Lo mismo sucedía con la compañía telefónica. Existían varios repetidores de antena por la zona que guardaban registros de todos los teléfonos a los que se había suministrado cobertura. Sin embargo, aun con una orden judicial en la mano, todo eran demoras. A un juez sí que obedecían, pero como los niños pequeños, después de mucho insistir. Para esto quedó la Ley de Protección de Datos, para hacer más inaccesibles los servicios de las compañías telefónicas. Comprobado: más poderoso, menos obediente.

—¿Y el escenario del crimen? —preguntó la jueza.

El trabajo preliminar había deparado casi un centenar de huellas dactilares. Ninguna fichada en la base de datos de la Ertzaintza. Eran muchas huellas para una casa, pero ¿para un apartamento turístico? Las chicas de la Científica pensaban que deberían mejorar el servicio de limpieza o pagar más horas a la empleada. El apartamento había sido alquilado todos los días del último mes. Podían llamar uno a uno a los turistas registrados, pero no estaban muy convencidos del esfuerzo, lo más probable es que muchos hasta viviesen en otros países. Además, nadie que lleva un bisturí en el bolsillo para cortar un pene va tocando todo con las manos descubiertas.

—Por cierto —añadió Román, mirando sus notas—, el apartamento fue alquilado a nombre de una empresa… no sé qué…, ahora no encuentro el nombre.

—La investigamos.

La cantidad de sangre hallada en la cama era superior a los dos litros, posiblemente tres, suficiente para desangrar y matar al hombre más grande del planeta en pocos segundos. Sangre de varón, por supuesto. No se encontraron restos de células de la piel o capilares en la almohada. Tampoco en la cama. Nada en todo el apartamento. Ni un vaso de agua en el fregadero, ni una toallita en el cubo de la basura, ni un cepillo de dientes usado o un peine con pelos. Todo demasiado limpio.

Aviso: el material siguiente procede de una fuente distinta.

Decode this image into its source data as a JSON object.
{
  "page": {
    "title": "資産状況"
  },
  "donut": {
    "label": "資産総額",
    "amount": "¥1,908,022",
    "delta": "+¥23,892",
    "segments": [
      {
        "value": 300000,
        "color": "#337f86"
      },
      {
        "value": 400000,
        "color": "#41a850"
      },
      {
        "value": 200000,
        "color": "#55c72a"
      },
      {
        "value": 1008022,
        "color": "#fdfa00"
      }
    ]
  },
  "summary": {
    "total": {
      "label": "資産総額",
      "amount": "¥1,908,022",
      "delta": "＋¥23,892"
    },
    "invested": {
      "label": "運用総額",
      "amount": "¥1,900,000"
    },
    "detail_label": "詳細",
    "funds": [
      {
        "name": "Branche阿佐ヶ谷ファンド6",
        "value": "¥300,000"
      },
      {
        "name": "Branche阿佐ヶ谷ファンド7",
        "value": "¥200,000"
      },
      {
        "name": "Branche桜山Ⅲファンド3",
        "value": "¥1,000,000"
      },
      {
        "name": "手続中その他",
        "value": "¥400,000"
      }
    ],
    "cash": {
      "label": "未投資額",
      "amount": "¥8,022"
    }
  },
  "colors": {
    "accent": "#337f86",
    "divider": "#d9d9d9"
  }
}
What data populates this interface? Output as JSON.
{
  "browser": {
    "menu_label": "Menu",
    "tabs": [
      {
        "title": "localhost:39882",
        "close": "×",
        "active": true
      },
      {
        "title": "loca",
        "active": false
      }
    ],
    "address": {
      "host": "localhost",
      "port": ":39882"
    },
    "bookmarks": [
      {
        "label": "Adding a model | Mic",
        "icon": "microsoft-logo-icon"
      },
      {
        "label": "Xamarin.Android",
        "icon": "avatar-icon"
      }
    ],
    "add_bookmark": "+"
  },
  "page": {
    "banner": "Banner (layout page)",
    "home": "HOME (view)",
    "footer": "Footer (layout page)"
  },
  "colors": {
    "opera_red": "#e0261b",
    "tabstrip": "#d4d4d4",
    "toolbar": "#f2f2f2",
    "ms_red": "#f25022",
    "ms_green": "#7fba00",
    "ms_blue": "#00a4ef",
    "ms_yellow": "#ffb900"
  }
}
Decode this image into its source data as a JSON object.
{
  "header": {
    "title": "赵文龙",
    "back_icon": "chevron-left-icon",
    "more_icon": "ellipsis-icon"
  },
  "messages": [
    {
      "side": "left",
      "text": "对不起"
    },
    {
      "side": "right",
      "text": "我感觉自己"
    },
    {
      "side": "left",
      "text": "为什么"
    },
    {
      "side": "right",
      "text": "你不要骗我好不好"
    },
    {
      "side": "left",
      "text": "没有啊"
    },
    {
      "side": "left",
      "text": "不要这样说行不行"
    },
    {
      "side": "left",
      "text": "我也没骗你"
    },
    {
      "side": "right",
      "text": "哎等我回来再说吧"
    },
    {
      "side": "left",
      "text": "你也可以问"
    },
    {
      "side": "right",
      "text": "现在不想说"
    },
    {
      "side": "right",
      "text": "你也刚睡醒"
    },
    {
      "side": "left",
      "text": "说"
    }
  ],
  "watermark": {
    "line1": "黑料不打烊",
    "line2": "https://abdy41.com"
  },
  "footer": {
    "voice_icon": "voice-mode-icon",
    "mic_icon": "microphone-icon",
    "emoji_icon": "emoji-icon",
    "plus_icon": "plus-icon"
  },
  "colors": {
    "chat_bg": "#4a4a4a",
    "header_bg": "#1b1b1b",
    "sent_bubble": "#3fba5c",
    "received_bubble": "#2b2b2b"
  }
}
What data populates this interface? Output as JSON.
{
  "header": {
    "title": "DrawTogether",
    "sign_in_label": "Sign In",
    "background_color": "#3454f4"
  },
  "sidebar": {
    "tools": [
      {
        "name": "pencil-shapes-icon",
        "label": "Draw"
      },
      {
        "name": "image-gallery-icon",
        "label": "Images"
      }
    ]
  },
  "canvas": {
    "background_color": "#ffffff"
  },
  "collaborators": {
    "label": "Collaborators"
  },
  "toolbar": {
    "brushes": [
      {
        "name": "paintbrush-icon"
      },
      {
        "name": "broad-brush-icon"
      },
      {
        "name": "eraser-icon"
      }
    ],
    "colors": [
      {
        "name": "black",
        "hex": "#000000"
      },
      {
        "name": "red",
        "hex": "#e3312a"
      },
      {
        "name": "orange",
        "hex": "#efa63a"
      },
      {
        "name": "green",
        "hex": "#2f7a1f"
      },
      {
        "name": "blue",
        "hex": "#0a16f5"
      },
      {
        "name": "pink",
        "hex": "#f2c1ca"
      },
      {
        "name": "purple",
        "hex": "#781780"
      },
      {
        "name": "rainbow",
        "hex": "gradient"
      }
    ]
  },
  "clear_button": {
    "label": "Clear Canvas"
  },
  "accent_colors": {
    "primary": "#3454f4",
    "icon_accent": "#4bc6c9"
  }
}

—¿Y el pene? —preguntó Anne muy seria.

Efectivamente, se trataba de un miembro viril. Suponían de un varón entre veinte y cuarenta años, pero en la Científica no tienen protocolos para el análisis de penes. Se habían puesto a estudiar. Cortado con un bisturí, un corte limpio, sin desgarros.

—¿En estado de reposo o no? Digo en el momento del corte —preguntó la jueza.

Y puso cara de no saber si se explicaba. Román hizo el gesto de haberlo entendido, acompañado de un cierto encogimiento, como de dolor.

—¿Y eso cómo se sabe? —respondió el ertzaina—. Creo que no tienen ni idea. Debe de ser su primer pene suelto. Voy a llamarlas.

Y decidió alejarse un poco porque la pregunta, fuera de contexto, tenía su aquel. Anne sonrió.

—No saben, están preguntando a los especialistas.

—¿Se han descojonado?

—Mucho.

Más información. En aquel pedazo de carne humana no había ninguna marca propia, una de esas de nacimiento, por ejemplo, un «antojo» que pudiese ser reconocido por un familiar, ni un tatuaje tampoco, la gente no se tatúa el pene, ¿por qué será?, ni un registro de penes, ni un archivo de fotografías para comparar. En la Científica iban a realizar un análisis celular, pero Román no había entendido muy bien con qué propósito.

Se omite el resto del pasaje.